Reflexão Final: O Horizonte Além do Porto
O futuro previsível para Cuba não é uma explosão repentina, mas uma erosão gradual do antigo em favor do novo que tenta nascer sob pressão. É uma lição de que o tempo é um mestre implacável. Para nós, aqui no Paraná, que desfrutamos da brisa do mar e da pujança de nossas cidades, Cuba serve como um lembrete da importância da liberdade, mas também da necessidade de justiça social e eficiência administrativa.

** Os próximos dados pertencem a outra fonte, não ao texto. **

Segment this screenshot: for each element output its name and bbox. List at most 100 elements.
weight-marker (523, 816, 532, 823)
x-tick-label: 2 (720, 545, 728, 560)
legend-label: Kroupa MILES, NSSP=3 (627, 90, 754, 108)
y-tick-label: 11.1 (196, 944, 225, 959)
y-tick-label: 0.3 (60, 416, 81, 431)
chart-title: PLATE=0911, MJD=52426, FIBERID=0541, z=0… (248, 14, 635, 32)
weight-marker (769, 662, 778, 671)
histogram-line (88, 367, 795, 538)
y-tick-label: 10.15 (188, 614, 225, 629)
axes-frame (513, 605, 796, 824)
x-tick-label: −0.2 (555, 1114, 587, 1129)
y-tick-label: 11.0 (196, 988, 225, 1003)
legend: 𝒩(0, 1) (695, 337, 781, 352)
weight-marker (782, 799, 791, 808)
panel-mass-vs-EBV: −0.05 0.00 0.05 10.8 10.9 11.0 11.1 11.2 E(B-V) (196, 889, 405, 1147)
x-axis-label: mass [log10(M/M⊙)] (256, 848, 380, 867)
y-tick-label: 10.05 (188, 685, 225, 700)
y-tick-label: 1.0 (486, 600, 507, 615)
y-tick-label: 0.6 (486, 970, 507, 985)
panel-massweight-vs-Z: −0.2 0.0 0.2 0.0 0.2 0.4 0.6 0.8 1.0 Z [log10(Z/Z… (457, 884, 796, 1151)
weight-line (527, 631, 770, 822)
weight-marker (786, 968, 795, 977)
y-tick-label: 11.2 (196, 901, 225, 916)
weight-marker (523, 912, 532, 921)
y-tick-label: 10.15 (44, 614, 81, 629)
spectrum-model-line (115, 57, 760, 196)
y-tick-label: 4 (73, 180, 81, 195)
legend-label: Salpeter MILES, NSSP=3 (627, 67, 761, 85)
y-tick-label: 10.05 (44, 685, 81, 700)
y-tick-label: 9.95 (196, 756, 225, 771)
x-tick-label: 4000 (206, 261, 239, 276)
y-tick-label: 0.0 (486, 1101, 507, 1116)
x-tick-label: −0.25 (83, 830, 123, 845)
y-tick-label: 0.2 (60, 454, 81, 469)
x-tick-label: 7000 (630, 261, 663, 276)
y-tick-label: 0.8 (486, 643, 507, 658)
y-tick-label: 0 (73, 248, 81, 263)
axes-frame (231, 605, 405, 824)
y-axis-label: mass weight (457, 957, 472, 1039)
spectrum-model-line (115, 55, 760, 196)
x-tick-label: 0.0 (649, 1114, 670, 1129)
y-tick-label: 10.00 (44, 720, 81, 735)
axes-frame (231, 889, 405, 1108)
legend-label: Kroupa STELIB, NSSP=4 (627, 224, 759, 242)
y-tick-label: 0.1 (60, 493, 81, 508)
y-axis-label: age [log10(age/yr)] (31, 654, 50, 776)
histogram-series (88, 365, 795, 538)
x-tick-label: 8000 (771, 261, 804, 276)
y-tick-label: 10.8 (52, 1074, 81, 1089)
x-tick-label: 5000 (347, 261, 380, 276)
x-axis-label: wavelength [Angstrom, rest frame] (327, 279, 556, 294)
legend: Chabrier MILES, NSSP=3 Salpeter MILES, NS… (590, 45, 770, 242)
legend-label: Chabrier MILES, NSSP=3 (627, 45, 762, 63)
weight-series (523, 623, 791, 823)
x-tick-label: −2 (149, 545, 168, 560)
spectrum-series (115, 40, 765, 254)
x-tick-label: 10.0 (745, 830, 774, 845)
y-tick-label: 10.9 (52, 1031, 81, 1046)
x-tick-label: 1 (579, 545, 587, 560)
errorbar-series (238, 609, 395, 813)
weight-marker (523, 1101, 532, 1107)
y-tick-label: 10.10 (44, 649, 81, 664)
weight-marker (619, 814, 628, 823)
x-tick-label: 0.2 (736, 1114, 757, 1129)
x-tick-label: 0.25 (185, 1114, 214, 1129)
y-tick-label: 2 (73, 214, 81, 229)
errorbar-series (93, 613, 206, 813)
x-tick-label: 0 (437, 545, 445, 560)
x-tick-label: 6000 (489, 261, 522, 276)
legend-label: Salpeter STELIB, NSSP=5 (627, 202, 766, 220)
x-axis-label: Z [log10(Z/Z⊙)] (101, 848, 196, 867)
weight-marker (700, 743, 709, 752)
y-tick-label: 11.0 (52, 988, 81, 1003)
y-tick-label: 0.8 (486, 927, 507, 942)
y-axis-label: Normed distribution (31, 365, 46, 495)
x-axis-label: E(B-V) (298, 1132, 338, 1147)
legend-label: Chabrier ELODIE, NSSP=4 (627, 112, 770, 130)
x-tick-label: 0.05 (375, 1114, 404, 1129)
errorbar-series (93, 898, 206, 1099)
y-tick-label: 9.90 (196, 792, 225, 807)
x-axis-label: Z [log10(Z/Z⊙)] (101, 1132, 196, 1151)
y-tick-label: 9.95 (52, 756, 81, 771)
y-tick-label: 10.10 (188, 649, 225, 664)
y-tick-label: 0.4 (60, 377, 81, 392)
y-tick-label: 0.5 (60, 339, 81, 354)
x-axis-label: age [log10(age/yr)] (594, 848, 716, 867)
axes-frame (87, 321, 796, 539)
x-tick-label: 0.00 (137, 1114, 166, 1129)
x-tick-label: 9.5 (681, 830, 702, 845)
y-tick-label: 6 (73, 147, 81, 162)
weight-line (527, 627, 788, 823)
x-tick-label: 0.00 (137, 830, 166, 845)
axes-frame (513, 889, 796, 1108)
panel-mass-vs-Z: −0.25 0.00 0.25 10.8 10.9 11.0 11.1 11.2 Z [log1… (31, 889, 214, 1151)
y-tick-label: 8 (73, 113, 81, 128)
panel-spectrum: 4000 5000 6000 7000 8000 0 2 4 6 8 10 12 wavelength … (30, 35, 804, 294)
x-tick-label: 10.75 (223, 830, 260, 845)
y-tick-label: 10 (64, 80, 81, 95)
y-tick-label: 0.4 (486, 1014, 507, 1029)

Olhando para o mar de Matinhos, sinto uma esperança cautelosa. Se os cubanos conseguem manter sua alegria e dignidade mesmo diante de tamanha escassez, nós, com todos os recursos que o Paraná nos oferece, temos a obrigação de construir um futuro ainda mais próspero e menos polarizado. O futuro da ilha será o que seu povo conseguir negociar com a história, e o nosso será o que fizermos com a consciência e a união de nossa gente.